How We Built Real-Time Streaming for Telegram Bots

When you chat with ChatGPT on the web, you see the response stream in word by word. But most Telegram bots? You stare at “typing…” for 10-30 seconds, then get a wall of text.

We wanted Lenno’s agents to feel as responsive as web-based AI. Here’s how we did it.

The Challenge

Telegram’s Bot API doesn’t have a native streaming endpoint. The standard approach is:

  1. Send “typing” indicator
  2. Wait for AI to finish
  3. Send the complete message

This works, but it feels sluggish. Users don’t know if the bot is thinking, stuck, or dead.

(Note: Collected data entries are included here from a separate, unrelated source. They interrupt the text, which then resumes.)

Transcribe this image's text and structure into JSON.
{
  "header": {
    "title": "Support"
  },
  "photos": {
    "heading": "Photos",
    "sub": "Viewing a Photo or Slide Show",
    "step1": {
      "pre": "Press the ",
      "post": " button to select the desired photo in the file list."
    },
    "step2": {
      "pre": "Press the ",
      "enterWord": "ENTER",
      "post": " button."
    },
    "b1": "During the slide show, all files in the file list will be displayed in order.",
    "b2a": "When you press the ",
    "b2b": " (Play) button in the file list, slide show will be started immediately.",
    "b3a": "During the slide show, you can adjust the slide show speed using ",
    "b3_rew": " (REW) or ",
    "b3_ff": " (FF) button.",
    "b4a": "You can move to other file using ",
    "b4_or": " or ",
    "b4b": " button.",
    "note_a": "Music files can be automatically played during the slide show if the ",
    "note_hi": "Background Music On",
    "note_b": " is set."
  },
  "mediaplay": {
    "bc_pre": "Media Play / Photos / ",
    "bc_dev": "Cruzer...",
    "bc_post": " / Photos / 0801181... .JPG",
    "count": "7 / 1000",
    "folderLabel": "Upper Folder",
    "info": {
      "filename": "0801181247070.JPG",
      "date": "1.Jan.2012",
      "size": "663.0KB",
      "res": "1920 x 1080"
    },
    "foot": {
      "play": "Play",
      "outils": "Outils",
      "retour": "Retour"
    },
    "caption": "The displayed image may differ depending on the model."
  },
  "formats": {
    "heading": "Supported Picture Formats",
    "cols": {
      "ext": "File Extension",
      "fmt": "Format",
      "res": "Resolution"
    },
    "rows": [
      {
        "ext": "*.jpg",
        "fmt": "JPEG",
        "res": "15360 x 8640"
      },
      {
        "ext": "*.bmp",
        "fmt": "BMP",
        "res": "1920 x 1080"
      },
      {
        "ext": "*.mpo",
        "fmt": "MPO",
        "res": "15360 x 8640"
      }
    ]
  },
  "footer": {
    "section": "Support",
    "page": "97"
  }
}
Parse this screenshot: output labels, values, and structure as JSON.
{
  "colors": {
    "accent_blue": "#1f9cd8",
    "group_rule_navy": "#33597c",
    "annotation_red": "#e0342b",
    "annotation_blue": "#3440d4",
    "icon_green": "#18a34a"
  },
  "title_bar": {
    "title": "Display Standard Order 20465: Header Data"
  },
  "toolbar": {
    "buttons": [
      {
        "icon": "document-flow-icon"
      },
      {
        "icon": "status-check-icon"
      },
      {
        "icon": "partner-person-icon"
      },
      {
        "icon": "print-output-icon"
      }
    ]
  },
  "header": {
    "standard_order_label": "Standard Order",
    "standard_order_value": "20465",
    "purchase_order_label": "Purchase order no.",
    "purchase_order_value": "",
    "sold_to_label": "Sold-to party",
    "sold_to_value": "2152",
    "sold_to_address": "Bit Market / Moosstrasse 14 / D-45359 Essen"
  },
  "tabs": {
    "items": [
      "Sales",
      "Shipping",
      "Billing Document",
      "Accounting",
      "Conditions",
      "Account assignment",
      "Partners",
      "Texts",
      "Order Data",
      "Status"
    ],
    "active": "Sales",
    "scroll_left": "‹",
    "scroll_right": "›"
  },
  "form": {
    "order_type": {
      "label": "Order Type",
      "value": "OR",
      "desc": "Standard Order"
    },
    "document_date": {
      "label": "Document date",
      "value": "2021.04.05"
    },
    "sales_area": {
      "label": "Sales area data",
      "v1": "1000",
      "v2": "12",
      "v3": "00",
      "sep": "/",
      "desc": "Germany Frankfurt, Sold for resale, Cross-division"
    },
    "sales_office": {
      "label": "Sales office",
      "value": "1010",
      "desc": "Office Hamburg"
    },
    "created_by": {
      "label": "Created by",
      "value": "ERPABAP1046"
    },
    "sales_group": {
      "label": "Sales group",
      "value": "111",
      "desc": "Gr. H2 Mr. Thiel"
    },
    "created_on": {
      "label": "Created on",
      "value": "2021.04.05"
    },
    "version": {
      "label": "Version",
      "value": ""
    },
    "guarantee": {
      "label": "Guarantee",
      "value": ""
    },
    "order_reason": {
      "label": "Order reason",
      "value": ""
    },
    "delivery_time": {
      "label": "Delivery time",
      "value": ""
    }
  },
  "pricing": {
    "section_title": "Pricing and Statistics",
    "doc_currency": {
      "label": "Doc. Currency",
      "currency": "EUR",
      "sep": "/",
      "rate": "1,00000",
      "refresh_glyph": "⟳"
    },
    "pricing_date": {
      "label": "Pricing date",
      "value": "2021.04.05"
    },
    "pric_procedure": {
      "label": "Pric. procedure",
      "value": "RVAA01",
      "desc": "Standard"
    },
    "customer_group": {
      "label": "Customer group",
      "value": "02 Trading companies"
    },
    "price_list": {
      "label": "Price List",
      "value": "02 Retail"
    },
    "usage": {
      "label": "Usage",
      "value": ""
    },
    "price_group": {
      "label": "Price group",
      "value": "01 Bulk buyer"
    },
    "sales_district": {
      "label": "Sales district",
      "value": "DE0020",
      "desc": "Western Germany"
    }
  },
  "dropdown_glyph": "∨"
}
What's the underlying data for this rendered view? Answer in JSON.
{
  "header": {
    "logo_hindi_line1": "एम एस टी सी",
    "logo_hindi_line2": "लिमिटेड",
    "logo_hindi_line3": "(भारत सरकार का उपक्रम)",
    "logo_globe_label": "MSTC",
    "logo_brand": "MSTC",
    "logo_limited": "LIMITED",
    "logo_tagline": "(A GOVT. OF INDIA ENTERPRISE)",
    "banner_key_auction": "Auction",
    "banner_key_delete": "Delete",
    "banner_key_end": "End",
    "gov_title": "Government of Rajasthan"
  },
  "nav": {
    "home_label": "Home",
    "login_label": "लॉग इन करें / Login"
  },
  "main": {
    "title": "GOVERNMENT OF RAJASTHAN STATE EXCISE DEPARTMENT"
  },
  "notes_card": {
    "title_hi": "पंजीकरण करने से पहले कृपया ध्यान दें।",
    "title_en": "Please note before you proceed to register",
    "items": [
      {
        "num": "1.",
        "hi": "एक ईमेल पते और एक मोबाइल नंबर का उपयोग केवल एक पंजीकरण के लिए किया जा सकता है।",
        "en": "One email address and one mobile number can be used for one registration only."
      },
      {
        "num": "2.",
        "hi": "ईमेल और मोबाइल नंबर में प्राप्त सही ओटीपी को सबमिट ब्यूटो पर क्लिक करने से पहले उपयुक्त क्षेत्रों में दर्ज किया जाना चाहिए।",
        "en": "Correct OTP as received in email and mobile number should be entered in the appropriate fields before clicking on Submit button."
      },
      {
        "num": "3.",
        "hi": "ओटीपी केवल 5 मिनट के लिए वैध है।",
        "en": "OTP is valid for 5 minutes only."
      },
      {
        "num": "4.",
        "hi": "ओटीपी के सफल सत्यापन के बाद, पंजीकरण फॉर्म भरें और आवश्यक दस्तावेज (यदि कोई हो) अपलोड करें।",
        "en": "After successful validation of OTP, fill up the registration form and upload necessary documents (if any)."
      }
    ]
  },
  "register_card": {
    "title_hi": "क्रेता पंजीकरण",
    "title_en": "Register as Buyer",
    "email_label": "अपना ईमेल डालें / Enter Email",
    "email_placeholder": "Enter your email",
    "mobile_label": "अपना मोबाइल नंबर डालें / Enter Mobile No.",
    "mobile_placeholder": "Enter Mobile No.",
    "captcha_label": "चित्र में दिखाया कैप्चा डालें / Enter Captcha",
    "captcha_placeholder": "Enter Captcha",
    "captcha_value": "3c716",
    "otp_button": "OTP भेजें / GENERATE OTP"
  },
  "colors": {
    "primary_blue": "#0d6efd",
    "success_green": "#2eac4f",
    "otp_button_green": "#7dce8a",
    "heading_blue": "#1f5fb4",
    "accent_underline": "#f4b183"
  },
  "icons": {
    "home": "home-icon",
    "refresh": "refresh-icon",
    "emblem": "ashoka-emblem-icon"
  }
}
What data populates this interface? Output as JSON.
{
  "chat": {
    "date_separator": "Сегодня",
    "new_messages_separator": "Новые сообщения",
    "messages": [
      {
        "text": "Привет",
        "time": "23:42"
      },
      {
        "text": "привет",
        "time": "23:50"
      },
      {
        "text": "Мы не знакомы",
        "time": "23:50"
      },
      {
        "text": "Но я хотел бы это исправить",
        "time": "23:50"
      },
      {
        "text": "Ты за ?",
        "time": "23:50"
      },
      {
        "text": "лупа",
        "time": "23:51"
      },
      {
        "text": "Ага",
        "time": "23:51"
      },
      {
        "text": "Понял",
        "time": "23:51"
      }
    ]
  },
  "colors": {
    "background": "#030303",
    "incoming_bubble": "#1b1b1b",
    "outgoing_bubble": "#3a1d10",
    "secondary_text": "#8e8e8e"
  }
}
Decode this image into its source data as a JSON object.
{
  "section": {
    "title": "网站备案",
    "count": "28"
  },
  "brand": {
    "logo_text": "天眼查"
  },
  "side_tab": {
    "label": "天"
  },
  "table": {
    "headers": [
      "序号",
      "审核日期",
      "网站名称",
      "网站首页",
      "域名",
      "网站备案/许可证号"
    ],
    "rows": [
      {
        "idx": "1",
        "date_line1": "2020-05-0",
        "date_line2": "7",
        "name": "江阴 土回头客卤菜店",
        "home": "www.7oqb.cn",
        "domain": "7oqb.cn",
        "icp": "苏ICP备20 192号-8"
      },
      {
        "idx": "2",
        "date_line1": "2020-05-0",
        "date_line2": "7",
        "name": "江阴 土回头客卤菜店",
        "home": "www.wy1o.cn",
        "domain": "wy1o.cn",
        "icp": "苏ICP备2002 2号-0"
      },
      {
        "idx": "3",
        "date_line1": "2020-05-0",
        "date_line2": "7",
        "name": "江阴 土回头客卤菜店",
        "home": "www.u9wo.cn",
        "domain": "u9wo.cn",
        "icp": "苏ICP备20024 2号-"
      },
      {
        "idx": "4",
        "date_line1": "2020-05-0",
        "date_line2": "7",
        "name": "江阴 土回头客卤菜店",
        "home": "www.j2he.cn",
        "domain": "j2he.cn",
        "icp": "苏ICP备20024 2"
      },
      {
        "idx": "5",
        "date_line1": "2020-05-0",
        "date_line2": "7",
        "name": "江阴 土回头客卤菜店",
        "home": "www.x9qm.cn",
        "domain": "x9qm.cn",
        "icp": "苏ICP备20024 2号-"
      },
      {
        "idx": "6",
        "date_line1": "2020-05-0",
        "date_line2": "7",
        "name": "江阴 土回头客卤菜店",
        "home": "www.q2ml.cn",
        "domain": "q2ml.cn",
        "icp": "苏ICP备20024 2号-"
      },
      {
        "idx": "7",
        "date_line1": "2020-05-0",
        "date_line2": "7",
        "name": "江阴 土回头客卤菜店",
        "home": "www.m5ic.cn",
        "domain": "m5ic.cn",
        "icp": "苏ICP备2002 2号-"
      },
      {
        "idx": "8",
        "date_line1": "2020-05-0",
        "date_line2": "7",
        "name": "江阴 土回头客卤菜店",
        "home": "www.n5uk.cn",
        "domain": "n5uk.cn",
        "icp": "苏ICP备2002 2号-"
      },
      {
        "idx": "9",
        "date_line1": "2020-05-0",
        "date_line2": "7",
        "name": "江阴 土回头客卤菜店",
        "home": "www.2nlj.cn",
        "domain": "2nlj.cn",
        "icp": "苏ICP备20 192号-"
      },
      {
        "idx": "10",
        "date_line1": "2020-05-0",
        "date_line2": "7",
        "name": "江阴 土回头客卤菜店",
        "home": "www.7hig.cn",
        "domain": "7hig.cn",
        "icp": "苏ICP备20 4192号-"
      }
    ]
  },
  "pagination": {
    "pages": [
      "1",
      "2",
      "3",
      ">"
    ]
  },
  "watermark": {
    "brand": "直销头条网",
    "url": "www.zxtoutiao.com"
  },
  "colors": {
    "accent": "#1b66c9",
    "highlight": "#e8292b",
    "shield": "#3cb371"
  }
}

Our Solution: sendMessageDraft

Telegram Bot API 9.5 introduced sendMessageDraft — a method that shows a draft bubble in the chat, exactly like when a real person is typing a message. The key insight: you can update this draft repeatedly as tokens stream in.

Our implementation batches tokens into sentence-sized chunks every 1500ms, then sends a draft update. The user sees the response form in real-time, just like watching someone type.

The Technical Details

The tricky part was the process architecture. Our orchestrator spawns mode execution in a Task.Supervisor.async_nolink — a separate process from the one handling the Telegram webhook. We use an Agent process (Elixir’s Agent, not our AI agents) to share streaming state across the process boundary.

Rate limiting was another challenge. Telegram limits editMessageText to ~20 calls per minute per chat. But sendMessageDraft has no such limit — another reason to prefer it.

The result: responses that feel alive, not robotic.